Running the garage
Bond financing is one of three pieces of the garage deal that are broken.
The city also needs solutions to shortfalls in the operations of the garage and in payments on a community development loan taken out by the developer for construction.
Under the settlement scenario at City Hall, the city would pay the operating debt and past due ground rent of $7.4 million owed to the developer.
In turn, the city proposes that the developer make good on future shortfalls in the HUD loan and use some of the cash from the city to pay down garage debt.
Currently the garage loses $2.3million a year because costs tied to the existing bonds consume all of the revenue from parking receipts.
City officials said a city takeover would reverse that performance. Instead of losing $2.4 million a year, the garage could earn $660,000, they said.
This would largely occur because debt load can be shifted to other defendants and the general fund.
There would also be reductions in property taxes and interest costs.
In the trade-off, the city's general fund would be obligated to pay between $1.3 million and $1.9 million a year for 25 years in interest and principal depending on the amount of money contributed through settlements or judgments.
The general fund, in turn, would be relieved of two substantial obligations associated with the garage.
The $1 million being spent annually on outside legal counsel would be saved. Also, the city could regain use of its parking meter revenue of $1.8 million for other needs, West said.
Currently, parking meter revenue is sealed in a reserve account pending settlement of the garage case.
The parking meter money was pledged by the City Council in 1997 as a backup to garage performance.
Garage operations currently are $7.4 million in the red, while the parking meter reserve has $7.2 million.
Courts have previously ruled the city must loan the parking meter money to the mall owner, and the mall owner has gone after the city for reneging on that commitment.
At the same time, a publicly funded community development loan, which was granted to the mall owner to help pay for mall construction, has fallen into arrears.
The loan came through a U.S. Department of Housing and Urban Development program with City Council approval.

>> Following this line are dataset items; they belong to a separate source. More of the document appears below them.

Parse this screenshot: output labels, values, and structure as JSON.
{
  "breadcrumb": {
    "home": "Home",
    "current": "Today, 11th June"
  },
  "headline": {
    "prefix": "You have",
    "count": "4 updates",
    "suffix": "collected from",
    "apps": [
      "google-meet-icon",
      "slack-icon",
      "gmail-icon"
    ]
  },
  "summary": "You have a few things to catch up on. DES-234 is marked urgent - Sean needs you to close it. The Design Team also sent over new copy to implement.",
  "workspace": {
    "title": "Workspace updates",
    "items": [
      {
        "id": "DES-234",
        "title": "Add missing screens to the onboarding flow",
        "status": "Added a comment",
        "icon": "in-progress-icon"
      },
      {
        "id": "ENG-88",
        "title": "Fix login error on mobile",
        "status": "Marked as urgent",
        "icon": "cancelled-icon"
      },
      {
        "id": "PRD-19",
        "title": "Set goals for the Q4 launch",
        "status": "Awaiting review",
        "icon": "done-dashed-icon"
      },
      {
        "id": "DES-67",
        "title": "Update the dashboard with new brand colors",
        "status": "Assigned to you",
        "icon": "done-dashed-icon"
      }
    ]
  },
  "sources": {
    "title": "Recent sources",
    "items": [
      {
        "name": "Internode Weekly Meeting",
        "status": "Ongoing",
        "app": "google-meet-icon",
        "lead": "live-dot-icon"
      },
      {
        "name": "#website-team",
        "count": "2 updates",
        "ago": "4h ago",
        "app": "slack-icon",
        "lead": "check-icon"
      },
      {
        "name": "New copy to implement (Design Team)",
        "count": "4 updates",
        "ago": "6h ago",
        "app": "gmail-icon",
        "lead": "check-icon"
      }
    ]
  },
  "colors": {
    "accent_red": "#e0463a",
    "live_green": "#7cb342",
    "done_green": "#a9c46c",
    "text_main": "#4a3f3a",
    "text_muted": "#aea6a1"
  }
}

A portion of those loan payments were to be derived from garage receipts. The developer has pointed out that city refusal to loan parking meter money is one cause of the shortfall in HUD loan payments.
For now, the shortfall is being covered by the city's federal Community Development Block Grant funds for low-income neighborhoods.
West said last week he'd be willing to seek foreclosure on the Nordstrom building if the developer was unwilling to come to settlement. But that would make the city an owner in the retail side of the mall.
"I don't think they (the developer) really want us to be their partner," he said. "It hasn't worked out yet."
Here's another issue: ground rent could be subject to renegotiation once the original bonds are retired, city officials said.
Plan reviewed
The proposed bond issue before the council would include $16 million in tax-exempt bonds and $23 million in bonds subject to federal income tax to be redeemed over 25 years.
Short-term bonds with interest rates as low as 2 percent would be redeemed from settlements or judgments. Longer maturities at 5percent interest would also be in the mix. The average rate would be well below that being paid on existing garage bonds.
The city has been advised to sell taxable bonds because of a preliminary determination by the Internal Revenue Service that part of the garage financing went to private purposes and is subject to federal taxation.
About $1 million of the bond issue would be spent to repair maintenance problems recently discovered at the garage, said Gavin Cooley, the city's chief financial officer.
Cooley is one of the architects of the West strategy, which is being reviewed by at least one additional outside legal expert.
If the council doesn't approve the bond ordinance, the city could be left with no option but to go to trial as a co-defendant with the developer and others in the bond fraud case.
West said, "I'm willing to risk it with the jury."
Then he added, "So was Martha Stewart."